Familiarize yourself with the basics of Get-Acls:

• Get-Acl without any parameters or arguments will return the security descriptors of the directory you’re currently in.
• Get-Acl <filename> will return the specific file’s ACL. We’ll need to use this for our task.

Instructions

For this task, you’ll be working in your nested Windows 10 machine with the following credentials: sysadmin | cybersecurity.

Create a PowerShell script that will enumerate the Access Control List of each file or subdirectory within the current working directory.

1. Create a foreach loop.

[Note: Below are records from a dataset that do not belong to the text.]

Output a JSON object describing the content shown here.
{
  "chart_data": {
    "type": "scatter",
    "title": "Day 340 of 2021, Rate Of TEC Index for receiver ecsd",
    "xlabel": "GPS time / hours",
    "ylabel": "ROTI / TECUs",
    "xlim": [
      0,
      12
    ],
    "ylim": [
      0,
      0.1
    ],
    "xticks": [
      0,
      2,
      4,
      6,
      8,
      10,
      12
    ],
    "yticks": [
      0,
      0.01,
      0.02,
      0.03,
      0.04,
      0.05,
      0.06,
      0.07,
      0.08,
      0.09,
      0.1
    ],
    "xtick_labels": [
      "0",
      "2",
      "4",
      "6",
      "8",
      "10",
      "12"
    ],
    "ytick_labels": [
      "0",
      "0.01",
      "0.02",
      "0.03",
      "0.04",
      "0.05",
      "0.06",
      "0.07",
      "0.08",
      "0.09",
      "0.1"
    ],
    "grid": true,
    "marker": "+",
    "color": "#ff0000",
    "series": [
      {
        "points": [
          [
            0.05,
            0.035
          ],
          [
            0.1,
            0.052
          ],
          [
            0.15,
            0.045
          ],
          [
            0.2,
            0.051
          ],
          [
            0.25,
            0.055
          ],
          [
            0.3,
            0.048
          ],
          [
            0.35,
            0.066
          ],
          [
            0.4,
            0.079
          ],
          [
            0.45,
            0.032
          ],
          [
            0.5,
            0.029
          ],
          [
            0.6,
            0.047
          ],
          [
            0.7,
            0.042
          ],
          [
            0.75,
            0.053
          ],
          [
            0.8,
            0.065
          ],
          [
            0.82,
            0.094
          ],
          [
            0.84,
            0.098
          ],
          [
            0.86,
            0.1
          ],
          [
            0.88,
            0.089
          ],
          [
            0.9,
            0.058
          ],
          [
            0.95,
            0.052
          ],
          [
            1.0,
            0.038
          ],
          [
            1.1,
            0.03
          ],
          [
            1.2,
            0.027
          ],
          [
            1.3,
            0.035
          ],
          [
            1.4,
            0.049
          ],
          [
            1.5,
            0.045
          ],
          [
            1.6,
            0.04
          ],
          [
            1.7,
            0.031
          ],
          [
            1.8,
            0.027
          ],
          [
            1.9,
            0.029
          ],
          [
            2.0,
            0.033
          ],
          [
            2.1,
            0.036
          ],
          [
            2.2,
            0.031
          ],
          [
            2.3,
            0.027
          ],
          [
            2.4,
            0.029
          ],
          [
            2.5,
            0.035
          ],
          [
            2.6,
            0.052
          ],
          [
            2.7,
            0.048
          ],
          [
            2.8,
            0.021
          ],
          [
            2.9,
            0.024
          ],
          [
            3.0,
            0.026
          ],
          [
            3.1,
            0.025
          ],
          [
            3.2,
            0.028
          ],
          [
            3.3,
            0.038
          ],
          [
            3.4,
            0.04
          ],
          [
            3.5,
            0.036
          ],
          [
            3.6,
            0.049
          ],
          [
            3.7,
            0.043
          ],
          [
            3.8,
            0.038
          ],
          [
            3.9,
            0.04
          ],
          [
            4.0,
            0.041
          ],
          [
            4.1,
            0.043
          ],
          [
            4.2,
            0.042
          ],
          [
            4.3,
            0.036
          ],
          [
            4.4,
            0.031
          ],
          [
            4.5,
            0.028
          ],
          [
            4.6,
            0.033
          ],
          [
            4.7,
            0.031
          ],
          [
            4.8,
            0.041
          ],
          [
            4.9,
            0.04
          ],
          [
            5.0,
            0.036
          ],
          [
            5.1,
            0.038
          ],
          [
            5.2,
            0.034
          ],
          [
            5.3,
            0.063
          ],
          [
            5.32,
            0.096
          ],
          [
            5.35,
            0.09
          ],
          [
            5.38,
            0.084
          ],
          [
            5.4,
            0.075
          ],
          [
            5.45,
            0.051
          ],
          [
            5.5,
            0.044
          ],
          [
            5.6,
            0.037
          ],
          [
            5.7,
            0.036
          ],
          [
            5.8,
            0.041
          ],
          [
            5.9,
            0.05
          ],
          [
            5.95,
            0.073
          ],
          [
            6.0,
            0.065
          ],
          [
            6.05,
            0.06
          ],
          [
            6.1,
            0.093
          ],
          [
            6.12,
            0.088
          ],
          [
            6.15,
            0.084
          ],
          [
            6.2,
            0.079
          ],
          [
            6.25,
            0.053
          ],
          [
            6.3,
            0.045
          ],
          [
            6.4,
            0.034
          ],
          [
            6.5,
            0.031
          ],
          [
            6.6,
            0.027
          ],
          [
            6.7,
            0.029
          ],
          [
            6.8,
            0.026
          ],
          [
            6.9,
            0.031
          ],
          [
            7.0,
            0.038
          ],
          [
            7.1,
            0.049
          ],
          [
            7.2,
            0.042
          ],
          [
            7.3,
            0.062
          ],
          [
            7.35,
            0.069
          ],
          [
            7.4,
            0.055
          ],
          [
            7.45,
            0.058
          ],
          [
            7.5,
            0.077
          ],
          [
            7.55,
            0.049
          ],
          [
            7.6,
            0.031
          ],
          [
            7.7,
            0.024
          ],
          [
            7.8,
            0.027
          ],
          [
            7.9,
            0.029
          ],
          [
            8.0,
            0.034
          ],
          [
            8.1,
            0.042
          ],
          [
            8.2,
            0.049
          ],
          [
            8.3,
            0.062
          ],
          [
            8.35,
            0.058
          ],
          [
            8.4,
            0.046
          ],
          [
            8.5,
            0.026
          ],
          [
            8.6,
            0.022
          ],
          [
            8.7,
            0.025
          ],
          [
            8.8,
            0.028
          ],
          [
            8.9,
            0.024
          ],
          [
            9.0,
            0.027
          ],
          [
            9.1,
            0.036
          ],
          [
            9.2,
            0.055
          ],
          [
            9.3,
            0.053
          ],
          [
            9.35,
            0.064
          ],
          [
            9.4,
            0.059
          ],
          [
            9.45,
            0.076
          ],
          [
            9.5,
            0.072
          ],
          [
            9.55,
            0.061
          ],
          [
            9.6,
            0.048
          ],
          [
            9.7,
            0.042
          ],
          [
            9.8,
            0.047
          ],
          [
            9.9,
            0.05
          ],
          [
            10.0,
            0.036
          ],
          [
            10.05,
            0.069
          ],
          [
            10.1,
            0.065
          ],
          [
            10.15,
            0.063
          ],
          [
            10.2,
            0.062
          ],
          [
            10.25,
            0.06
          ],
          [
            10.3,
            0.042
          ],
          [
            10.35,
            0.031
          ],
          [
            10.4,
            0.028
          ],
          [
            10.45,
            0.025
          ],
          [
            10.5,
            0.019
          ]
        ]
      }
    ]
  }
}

You can use the following template:

   foreach ($item in $directory) {
       <Script block>
   }

2. Above the foreach condition, set a variable, $directory, to the contents of the current directory.
3. Replace the script block placeholder with the command to enumerate the ACL of a file, using the $item variable in place of the file name.
   • You’ll need to use the following cmdlets:
     • Get-ChildItem (or any alias of Get-ChildItem, such as ls or dir)
     • Get-Acl
4. Save this script in C:\Users\sysadmin\Documents as enum_acls.ps1.
5. Test this script by moving to any directory (cd C:\Windows), and running C:\Users\sysadmin\Documents\enum_acls.ps1 (enter the full path and file name).
   • You should see the ACL output of each file or subdirectory where you ran the script from.

Bonus Task 5: Verify Your PowerShell Logging GPO

For this task we’ll want to test and verify that our PowerShell logging GPO is working properly.

Instructions

• Ensure you’re logged into the Windows 10 machine as sysadmin | cybersecurity.
• Run gpupdate in an administrative PowerShell window to pull the latest Active Directory changes.
• Close and relaunch PowerShell into an administrative session.
• Navigate to a directory you want to see the ACLs in. You can go to C:\Windows, as you did in Task 4.
• Run the enum_acls.ps1 script using the full file path and name such as the one in Task 4.
• Check the C:\Users\sysadmin\Documents for your new logs.
  • You should see a directory with the current date (for example, 20200908) as the directory name. Your new transcribed PowerShell logs should be inside.

Submission Guidelines

Provide the following:

• Deliverable for Task 1: Take a screenshot of all the GPOs created for this homework assignment. To find these, launch the Group Policy Management tool, select Group Policy Objects, and take a screenshot of the GPOs you’ve created.
• Deliverable for Task 2: Submit a screenshot of the different Account Lockout policies in Group Policy Management Editor. It should show the three values you set under the Policy and Policy Setting columns.
• Deliverable for Task 3: Submit a screenshot of the different Windows PowerShell policies within the Group Policy Management Editor. Four of these should be enabled.
• Deliverable for Task 4: Submit a copy of your enum_acls.ps1 script.
• Deliverable for Bonus Task 5: Submit a screenshot of the contents of one of your transcribed PowerShell logs or a copy of one of the logs.